Ancora nessuno, quindi, è entrato nel merito di accuse spaventose. Fra l’aprile e il luglio del 1994 morirono circa un milione di ruandesi prevalentemente tutsi.
Una delle più grandi tragedie del secolo. Rutihunza, che ha sempre respinto ogni accusa, era rappresentante legale di un centro che ospitava in quel periodo centinaia di bambini con gravi problemi motori. A Gatara, secondo il Tribunale internazionale di Arusha, l’organo istituito in Tanzania dalle Nazioni Unite per far luce sugli eventi di vent’anni fa, furono uccisi complessivamente 4338 bambini, i cui cadaveri vennero poi interrati in fosse comuni.

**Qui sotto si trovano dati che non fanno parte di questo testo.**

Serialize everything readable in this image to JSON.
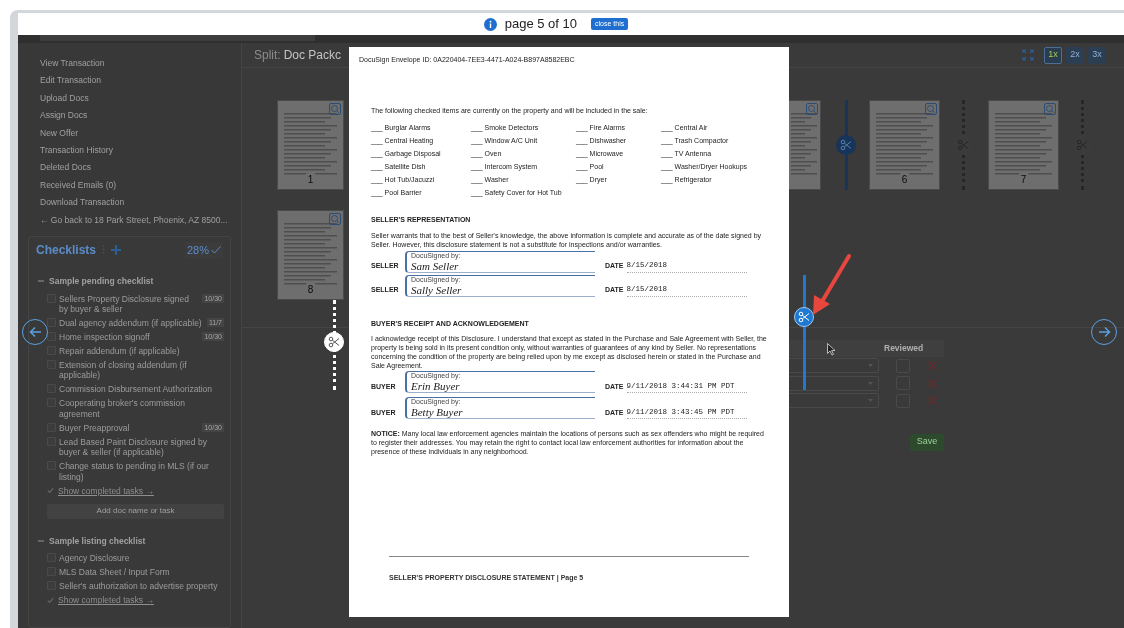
{
  "viewer": {
    "page_indicator": "page 5 of 10",
    "close_button": "close this"
  },
  "sidebar": {
    "links": [
      "View Transaction",
      "Edit Transaction",
      "Upload Docs",
      "Assign Docs",
      "New Offer",
      "Transaction History",
      "Deleted Docs",
      "Received Emails (0)",
      "Download Transaction",
      "← Go back to 18 Park Street, Phoenix, AZ 8500..."
    ],
    "checklists": {
      "title": "Checklists",
      "percent": "28%",
      "groups": [
        {
          "name": "Sample pending checklist",
          "expanded": true,
          "items": [
            {
              "label": "Sellers Property Disclosure signed by buyer & seller",
              "checked": false,
              "count": "10/30"
            },
            {
              "label": "Dual agency addendum (if applicable)",
              "checked": false,
              "count": "11/7"
            },
            {
              "label": "Home inspection signoff",
              "checked": false,
              "count": "10/30"
            },
            {
              "label": "Repair addendum (if applicable)",
              "checked": false
            },
            {
              "label": "Extension of closing addendum (if applicable)",
              "checked": false
            },
            {
              "label": "Commission Disbursement Authorization",
              "checked": false
            },
            {
              "label": "Cooperating broker's commission agreement",
              "checked": false
            },
            {
              "label": "Buyer Preapproval",
              "checked": false,
              "count": "10/30"
            },
            {
              "label": "Lead Based Paint Disclosure signed by buyer & seller (if applicable)",
              "checked": false
            },
            {
              "label": "Change status to pending in MLS (if our listing)",
              "checked": false
            }
          ],
          "show_completed": "Show completed tasks →",
          "add_task": "Add doc name or task"
        },
        {
          "name": "Sample listing checklist",
          "expanded": true,
          "items": [
            {
              "label": "Agency Disclosure",
              "checked": false
            },
            {
              "label": "MLS Data Sheet / Input Form",
              "checked": false
            },
            {
              "label": "Seller's authorization to advertise property",
              "checked": false
            }
          ],
          "show_completed": "Show completed tasks →"
        }
      ]
    }
  },
  "split_view": {
    "title_prefix": "Split:",
    "title": "Doc Packc",
    "zoom_options": [
      {
        "label": "1x",
        "selected": true
      },
      {
        "label": "2x",
        "selected": false
      },
      {
        "label": "3x",
        "selected": false
      }
    ],
    "left_pages": [
      {
        "number": "1"
      },
      {
        "number": "8"
      }
    ],
    "right_strip": [
      {
        "kind": "page"
      },
      {
        "kind": "split",
        "selected": true
      },
      {
        "kind": "page",
        "number": "6"
      },
      {
        "kind": "split",
        "selected": false
      },
      {
        "kind": "page",
        "number": "7"
      },
      {
        "kind": "split",
        "selected": false
      }
    ],
    "split_before_preview": {
      "selected": false
    },
    "split_after_preview": {
      "selected": true
    },
    "table": {
      "columns": [
        "Reviewed"
      ],
      "rows": [
        {
          "reviewed": false
        },
        {
          "reviewed": false
        },
        {
          "reviewed": false
        }
      ]
    },
    "save_button": "Save"
  },
  "document": {
    "header": "DocuSign Envelope ID: 0A220404-7EE3-4471-A024-B897A8582EBC",
    "intro": "The following checked items are currently on the property and will be included in the sale:",
    "items": [
      [
        "___ Burglar Alarms",
        "___ Smoke Detectors",
        "___ Fire Alarms",
        "___ Central Air"
      ],
      [
        "___ Central Heating",
        "___ Window A/C Unit",
        "___ Dishwasher",
        "___ Trash Compactor"
      ],
      [
        "___ Garbage Disposal",
        "___ Oven",
        "___ Microwave",
        "___ TV Antenna"
      ],
      [
        "___ Satellite Dish",
        "___ Intercom System",
        "___ Pool",
        "___ Washer/Dryer Hookups"
      ],
      [
        "___ Hot Tub/Jacuzzi",
        "___ Washer",
        "___ Dryer",
        "___ Refrigerator"
      ],
      [
        "___ Pool Barrier",
        "___ Safety Cover for Hot Tub"
      ]
    ],
    "seller_heading": "SELLER'S REPRESENTATION",
    "seller_text": "Seller warrants that to the best of Seller's knowledge, the above information is complete and accurate as of the date signed by Seller. However, this disclosure statement is not a substitute for inspections and/or warranties.",
    "seller_signatures": [
      {
        "role": "SELLER",
        "signed_by": "DocuSigned by:",
        "signature": "Sam Seller",
        "date_label": "DATE",
        "date": "8/15/2018"
      },
      {
        "role": "SELLER",
        "signed_by": "DocuSigned by:",
        "signature": "Sally Seller",
        "date_label": "DATE",
        "date": "8/15/2018"
      }
    ],
    "buyer_heading": "BUYER'S RECEIPT AND ACKNOWLEDGEMENT",
    "buyer_text": "I acknowledge receipt of this Disclosure. I understand that except as stated in the Purchase and Sale Agreement with Seller, the property is being sold in its present condition only, without warranties of guarantees of any kind by Seller. No representations concerning the condition of the property are being relied upon by me except as disclosed herein or stated in the Purchase and Sale Agreement.",
    "buyer_signatures": [
      {
        "role": "BUYER",
        "signed_by": "DocuSigned by:",
        "signature": "Erin Buyer",
        "date_label": "DATE",
        "date": "9/11/2018 3:44:31 PM PDT"
      },
      {
        "role": "BUYER",
        "signed_by": "DocuSigned by:",
        "signature": "Betty Buyer",
        "date_label": "DATE",
        "date": "9/11/2018 3:43:45 PM PDT"
      }
    ],
    "notice": "**NOTICE:** Many local law enforcement agencies maintain the locations of persons such as sex offenders who might be required to register their addresses. You may retain the right to contact local law enforcement authorities for information about the presence of these individuals in any neighborhood.",
    "footer": "SELLER'S PROPERTY DISCLOSURE STATEMENT | Page 5"
  }
}
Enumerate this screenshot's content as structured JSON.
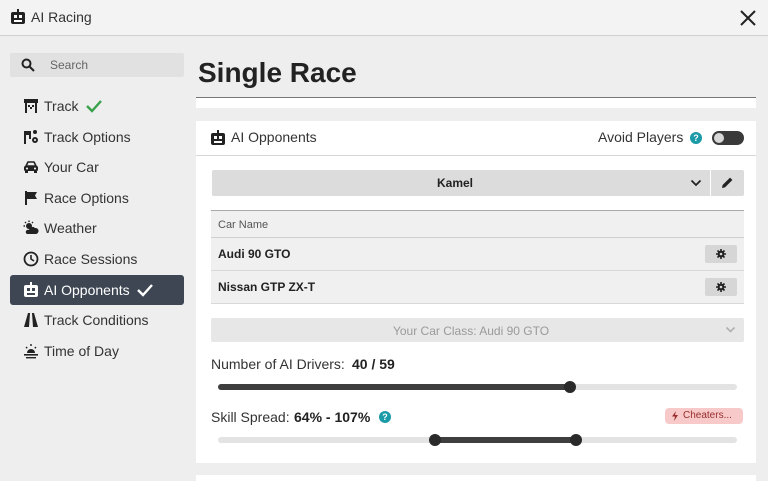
{
  "window": {
    "title": "AI Racing"
  },
  "icons": {
    "app": "robot-icon",
    "close": "close-icon",
    "search": "search-icon",
    "track": "track-flag-icon",
    "track_options": "track-settings-icon",
    "your_car": "car-icon",
    "race_options": "flag-icon",
    "weather": "weather-icon",
    "race_sessions": "clock-icon",
    "ai_opponents": "robot-icon",
    "track_conditions": "road-icon",
    "time_of_day": "sunrise-icon",
    "check": "checkmark-icon",
    "help": "help-icon",
    "edit": "pencil-icon",
    "settings": "gear-icon",
    "cheaters": "lightning-icon"
  },
  "colors": {
    "active_nav": "#3d4652",
    "check_green": "#3aa14b",
    "help_teal": "#1b9aa8",
    "cheaters_bg": "#f7c9c9",
    "cheaters_text": "#9a2d2d"
  },
  "sidebar": {
    "search": {
      "placeholder": "Search",
      "value": ""
    },
    "items": [
      {
        "label": "Track",
        "done": true,
        "active": false
      },
      {
        "label": "Track Options",
        "done": false,
        "active": false
      },
      {
        "label": "Your Car",
        "done": false,
        "active": false
      },
      {
        "label": "Race Options",
        "done": false,
        "active": false
      },
      {
        "label": "Weather",
        "done": false,
        "active": false
      },
      {
        "label": "Race Sessions",
        "done": false,
        "active": false
      },
      {
        "label": "AI Opponents",
        "done": true,
        "active": true
      },
      {
        "label": "Track Conditions",
        "done": false,
        "active": false
      },
      {
        "label": "Time of Day",
        "done": false,
        "active": false
      }
    ]
  },
  "main": {
    "title": "Single Race",
    "ai_card": {
      "title": "AI Opponents",
      "avoid_players_label": "Avoid Players",
      "help_glyph": "?",
      "avoid_players_on": false,
      "preset": "Kamel",
      "table": {
        "header": "Car Name",
        "rows": [
          {
            "name": "Audi 90 GTO"
          },
          {
            "name": "Nissan GTP ZX-T"
          }
        ]
      },
      "car_class": "Your Car Class: Audi 90 GTO",
      "drivers": {
        "label": "Number of AI Drivers:",
        "value_text": "40 / 59",
        "current": 40,
        "max": 59
      },
      "skill": {
        "label": "Skill Spread:",
        "value_text": "64% - 107%",
        "min_pct": 64,
        "max_pct": 107
      },
      "cheaters_label": "Cheaters..."
    }
  }
}
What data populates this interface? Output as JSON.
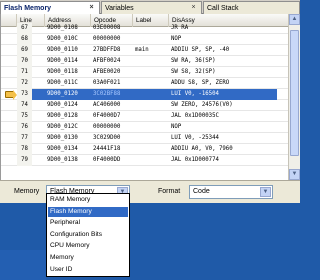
{
  "tabs": [
    {
      "label": "Flash Memory",
      "active": true
    },
    {
      "label": "Variables",
      "active": false
    },
    {
      "label": "Call Stack",
      "active": false
    }
  ],
  "close_glyph": "×",
  "columns": [
    "",
    "Line",
    "Address",
    "Opcode",
    "Label",
    "DisAssy"
  ],
  "rows": [
    {
      "line": "67",
      "address": "9D00_0108",
      "opcode": "03E00008",
      "label": "",
      "disassy": "JR RA"
    },
    {
      "line": "68",
      "address": "9D00_010C",
      "opcode": "00000000",
      "label": "",
      "disassy": "NOP"
    },
    {
      "line": "69",
      "address": "9D00_0110",
      "opcode": "27BDFFD8",
      "label": "main",
      "disassy": "ADDIU SP, SP, -40"
    },
    {
      "line": "70",
      "address": "9D00_0114",
      "opcode": "AFBF0024",
      "label": "",
      "disassy": "SW RA, 36(SP)"
    },
    {
      "line": "71",
      "address": "9D00_0118",
      "opcode": "AFBE0020",
      "label": "",
      "disassy": "SW S8, 32(SP)"
    },
    {
      "line": "72",
      "address": "9D00_011C",
      "opcode": "03A0F021",
      "label": "",
      "disassy": "ADDU S8, SP, ZERO"
    },
    {
      "line": "73",
      "address": "9D00_0120",
      "opcode": "3C02BF88",
      "label": "",
      "disassy": "LUI V0, -16504",
      "selected": true
    },
    {
      "line": "74",
      "address": "9D00_0124",
      "opcode": "AC406000",
      "label": "",
      "disassy": "SW ZERO, 24576(V0)"
    },
    {
      "line": "75",
      "address": "9D00_0128",
      "opcode": "0F4000D7",
      "label": "",
      "disassy": "JAL 0x1D00035C"
    },
    {
      "line": "76",
      "address": "9D00_012C",
      "opcode": "00000000",
      "label": "",
      "disassy": "NOP"
    },
    {
      "line": "77",
      "address": "9D00_0130",
      "opcode": "3C029D00",
      "label": "",
      "disassy": "LUI V0, -25344"
    },
    {
      "line": "78",
      "address": "9D00_0134",
      "opcode": "24441F18",
      "label": "",
      "disassy": "ADDIU A0, V0, 7960"
    },
    {
      "line": "79",
      "address": "9D00_0138",
      "opcode": "0F4000DD",
      "label": "",
      "disassy": "JAL 0x1D000774"
    }
  ],
  "bottom": {
    "memory_label": "Memory",
    "memory_value": "Flash Memory",
    "format_label": "Format",
    "format_value": "Code",
    "dropdown_glyph": "▼"
  },
  "memory_options": [
    {
      "label": "RAM Memory"
    },
    {
      "label": "Flash Memory",
      "highlighted": true
    },
    {
      "label": "Peripheral"
    },
    {
      "label": "Configuration Bits"
    },
    {
      "label": "CPU Memory"
    },
    {
      "label": "Memory"
    },
    {
      "label": "User ID"
    }
  ],
  "scroll": {
    "up": "▲",
    "down": "▼"
  },
  "colors": {
    "selection": "#316ac5",
    "desktop": "#1f5aa8"
  }
}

Il sacerdote africano aveva trovato rifugio in un primo momento in Congo. Poi, nel 1996, in Tanzania. Infine a Roma, fino a quando il Tribunale di Arusha aveva spiccato un mandato di cattura nei suoi confronti. Quindi un nuovo spostamento in Belgio e infine la capitale italiana.
UN GIALLO INTERNAZIONALE
A questo punto la storia somiglia a un giallo internazionale che coinvolge il nostro paese, la Francia, i tribunali africani e il Vaticano. In Italia non esiste l’ambasciata del Rwanda, quindi il plico è passato da Parigi. Senza la cartella con le prove e la traduzione necessaria. «Il problema vero è mancanza di accordi bilaterali tra Rwanda e Italia in materia di estradizione», ci dice Françoise Kakindi, presidente di “Benerwanda”.

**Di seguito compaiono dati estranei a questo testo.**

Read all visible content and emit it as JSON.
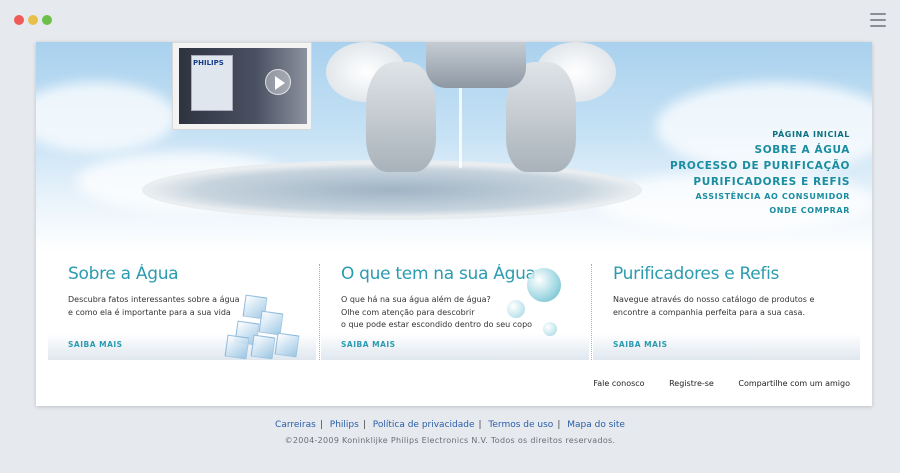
{
  "nav": {
    "items": [
      {
        "label": "PÁGINA INICIAL",
        "size": "sm"
      },
      {
        "label": "SOBRE A ÁGUA",
        "size": "lg"
      },
      {
        "label": "PROCESSO DE PURIFICAÇÃO",
        "size": "lg"
      },
      {
        "label": "PURIFICADORES E REFIS",
        "size": "lg"
      },
      {
        "label": "ASSISTÊNCIA AO CONSUMIDOR",
        "size": "sm"
      },
      {
        "label": "ONDE COMPRAR",
        "size": "sm"
      }
    ]
  },
  "video": {
    "brand": "PHILIPS"
  },
  "panels": [
    {
      "title": "Sobre a Água",
      "lines": [
        "Descubra fatos interessantes sobre a água",
        "e como ela é importante para a sua vida"
      ],
      "more": "SAIBA MAIS"
    },
    {
      "title": "O que tem na sua Água",
      "lines": [
        "O que há na sua água além de água?",
        "Olhe com atenção para descobrir",
        "o que pode estar escondido dentro do seu copo"
      ],
      "more": "SAIBA MAIS"
    },
    {
      "title": "Purificadores e Refis",
      "lines": [
        "Navegue através do nosso catálogo de produtos e",
        "encontre a companhia perfeita para a sua casa."
      ],
      "more": "SAIBA MAIS"
    }
  ],
  "footer_links": [
    "Fale conosco",
    "Registre-se",
    "Compartilhe com um amigo"
  ],
  "legal_links": [
    "Carreiras",
    "Philips",
    "Política de privacidade",
    "Termos de uso",
    "Mapa do site"
  ],
  "copyright": "©2004-2009 Koninklijke Philips Electronics N.V. Todos os direitos reservados."
}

«Il mio assistito ha negato di aver partecipato ad alcuno degli episodi di cui è accusato», risponde Gentiloni Silveri. «Se quelle prove non sono arrivate in Italia vuol dire che forse non ci sono».

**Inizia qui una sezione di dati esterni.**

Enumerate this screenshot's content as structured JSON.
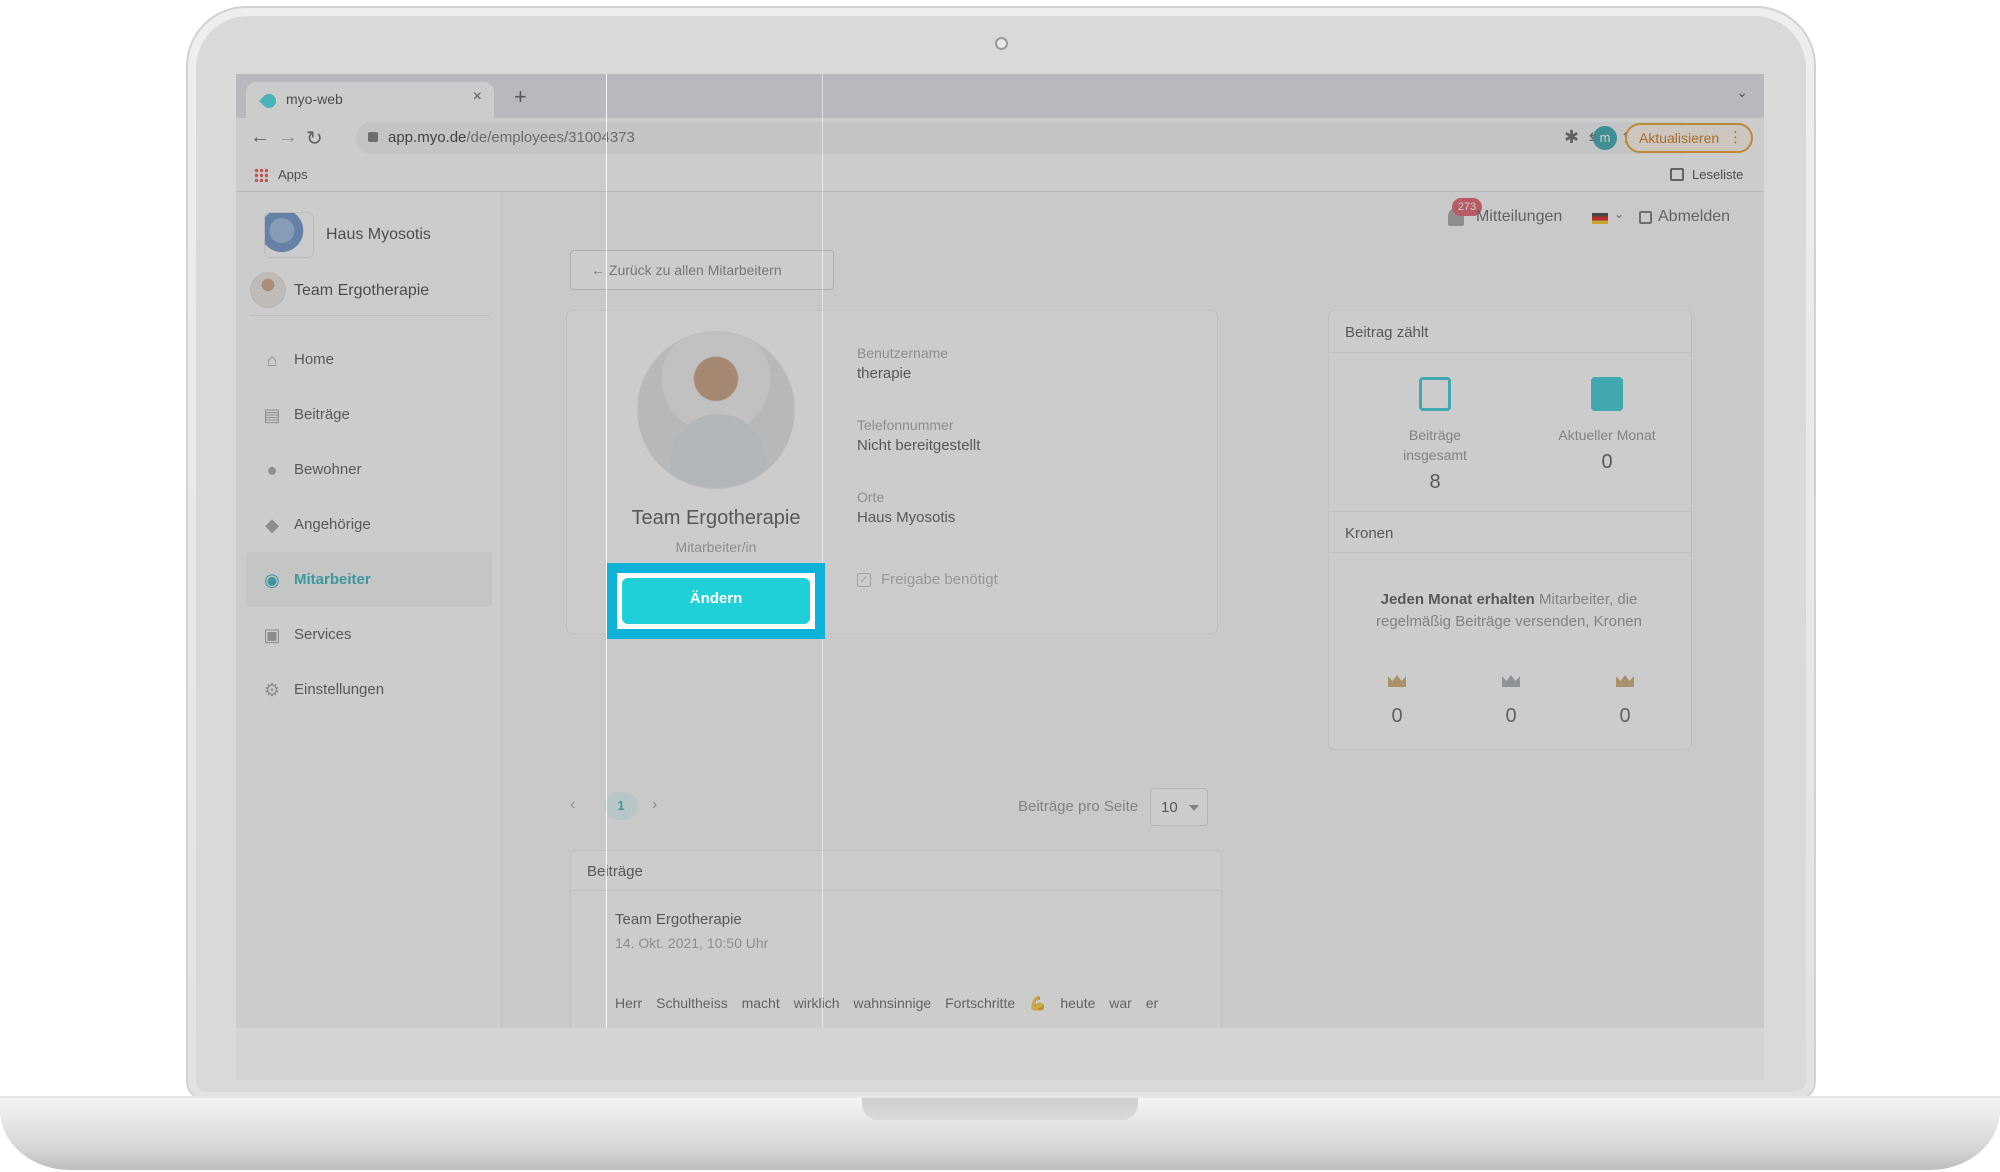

I delitti di cui è accusato non si prescrivono. E su Internet è ben visibile la scheda dell’Interpol dedicata a Rutihunza . Nella sezione wanted si legge: «Sessantacinque anni. Ricercato dalle autorità ruandesi, deve scontare una pena. Accuse: genocidio; complicità in genocidio e crimini contro l’umanità». Il documento si conclude con un modulo per inviare segnalazioni utili.
In realtà non è difficile trovarlo. A pochi passi dalla fermata Cornelia della metropolitana, un grigio edificio con targa in ottone ospita la congregazione dei «Fratelli della carità» oltre che il «Consiglio pontificio belga». Il prelato svolge anche attività divulgativa: nel 2009 interveniva al Clarentianum sul tema «Aspetti antropologici della vocazione religiosa».
Qual è il ruolo della Santa Sede nella vicenda? Il prete di Gatara, secondo il suo legale, vive e lavora in territorio italiano, con un normale permesso di soggiorno. È sottoposto alla nostra giurisdizione. Il Vaticano, dunque, non c’entra nulla e non gli ha offerto protezione. «Semplicemente Rutihunza non desidera tornare nel suo paese ed affrontare il giudizio del Tribunale perché non lo considera imparziale».
Intanto a Parigi, a metà marzo, la Corte d’Assise ha condannato Pascal Simbikangwa a 25 anni. Si tratta del capo dei servizi segreti ruandesi all’epoca del genocidio, molto legato all’ex presidente Habyarimana. La sua è una vicenda romanzesca. Nel 1999 è incarcerato a La Reunion, territorio francese d’oltremare al largo del Madagascar. Pochi mesi dopo è trasferito a Parigi su richiesta del locale tribunale, che ne rigetta l’estradizione in Rwanda. Nel 2010 due magistrati francesi sono in Africa per cercare prove.
Inizia una lunga vicenda giudiziaria che termina solo nel marzo 2014, nel pieno delle polemiche sulle responsabilità francesi nella tragedia. Con una storica sentenza, Simbikangwa è condannato per genocidio e complicità in crimini contro l’umanità. Per questi reati, secondo i magistrati francesi, esiste una giurisdizione universale. L’uomo avrebbe pianificato lo sterminio. Il suo avvocato ha parlato di sentenza politica annunciando ricorso. Una vicenda comunque opposta rispetto a quello che è successo in Italia.